Les nombreux éléments que l’auteur livre n’ont pas qu’un seul intérêt historique. Il en est ainsi des dessous de l’intervention soviétique en Afghanistan, à l’origine du djihadisme actuel. La période brejnévienne fut marquée en Ukraine par un renforcement de la russification : l’ukrainien n’est même plus une matière obligatoire dans les écoles russophones, ce qui peut contribuer à expliquer certaines rancœurs actuelles. Après les intermèdes d’Andropov, incubateur de la Perestroïka et de Tchernenko vint Gorbatchev, perçu au début comme un homme providentiel.

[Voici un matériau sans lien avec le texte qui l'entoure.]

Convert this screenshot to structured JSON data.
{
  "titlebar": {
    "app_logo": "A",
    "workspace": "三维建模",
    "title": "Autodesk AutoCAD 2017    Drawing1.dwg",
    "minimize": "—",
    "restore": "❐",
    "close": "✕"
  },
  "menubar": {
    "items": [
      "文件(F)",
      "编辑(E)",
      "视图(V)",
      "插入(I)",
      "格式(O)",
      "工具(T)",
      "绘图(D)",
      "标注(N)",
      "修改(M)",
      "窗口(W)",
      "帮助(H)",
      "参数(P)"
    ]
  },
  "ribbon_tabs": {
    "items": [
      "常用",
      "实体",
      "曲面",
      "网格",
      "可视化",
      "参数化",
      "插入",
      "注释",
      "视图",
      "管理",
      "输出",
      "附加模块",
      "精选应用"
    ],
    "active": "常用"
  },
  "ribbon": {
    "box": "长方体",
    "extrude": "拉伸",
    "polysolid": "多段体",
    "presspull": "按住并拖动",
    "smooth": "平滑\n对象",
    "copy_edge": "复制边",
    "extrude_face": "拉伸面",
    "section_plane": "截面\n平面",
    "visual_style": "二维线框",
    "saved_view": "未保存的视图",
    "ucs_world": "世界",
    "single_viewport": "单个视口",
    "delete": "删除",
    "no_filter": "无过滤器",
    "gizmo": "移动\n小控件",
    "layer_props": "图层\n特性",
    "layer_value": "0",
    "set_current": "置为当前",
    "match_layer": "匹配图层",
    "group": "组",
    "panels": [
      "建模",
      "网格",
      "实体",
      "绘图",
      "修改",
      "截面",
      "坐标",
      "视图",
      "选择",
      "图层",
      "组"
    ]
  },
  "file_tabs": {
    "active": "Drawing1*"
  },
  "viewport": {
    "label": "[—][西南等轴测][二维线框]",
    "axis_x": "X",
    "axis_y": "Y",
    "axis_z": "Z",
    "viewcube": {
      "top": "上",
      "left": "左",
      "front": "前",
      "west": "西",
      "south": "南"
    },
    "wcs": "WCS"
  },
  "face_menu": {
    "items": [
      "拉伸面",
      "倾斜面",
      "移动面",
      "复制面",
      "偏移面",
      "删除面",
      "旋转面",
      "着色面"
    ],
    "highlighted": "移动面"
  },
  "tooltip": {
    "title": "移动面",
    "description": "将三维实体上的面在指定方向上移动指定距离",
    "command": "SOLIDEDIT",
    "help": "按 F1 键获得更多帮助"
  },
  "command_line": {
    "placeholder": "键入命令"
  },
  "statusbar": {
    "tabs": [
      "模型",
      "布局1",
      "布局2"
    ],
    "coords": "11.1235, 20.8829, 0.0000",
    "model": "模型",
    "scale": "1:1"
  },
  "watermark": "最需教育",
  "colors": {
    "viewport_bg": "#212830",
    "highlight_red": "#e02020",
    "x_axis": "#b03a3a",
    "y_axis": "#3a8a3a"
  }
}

La période Eltsine (1992-1999) est aussi controversée, car elle est associée à la thérapie de choc et à l’assaut lancé sur le Parlement en octobre 1993 tout en donnant naissance aux oligarques. On lira avec émotion le discours d’adieux du 31 décembre 1999, rare exercice d’autocritique lucide et de repentance. Les deux, bientôt trois, présidences de Vladimir Poutine et l’intermède de Dimitri Medvedev (2008-2012) occupent près d’un tiers de l’ouvrage. On saisit mieux comment la personnalité de Vladimir Poutine s’est peu à peu façonnée. Il fut tour à tour à l’école du KGB, puis de Sobtchak, de Eltsine, de Primakov, attendant son heure. Les principales étapes de ses mandats, sont passées en revue, avec la même richesse documentaire variée et originale. On assiste à la montée en puissance d’un homme et d’un système, qui s’appuient sur l’histoire russe.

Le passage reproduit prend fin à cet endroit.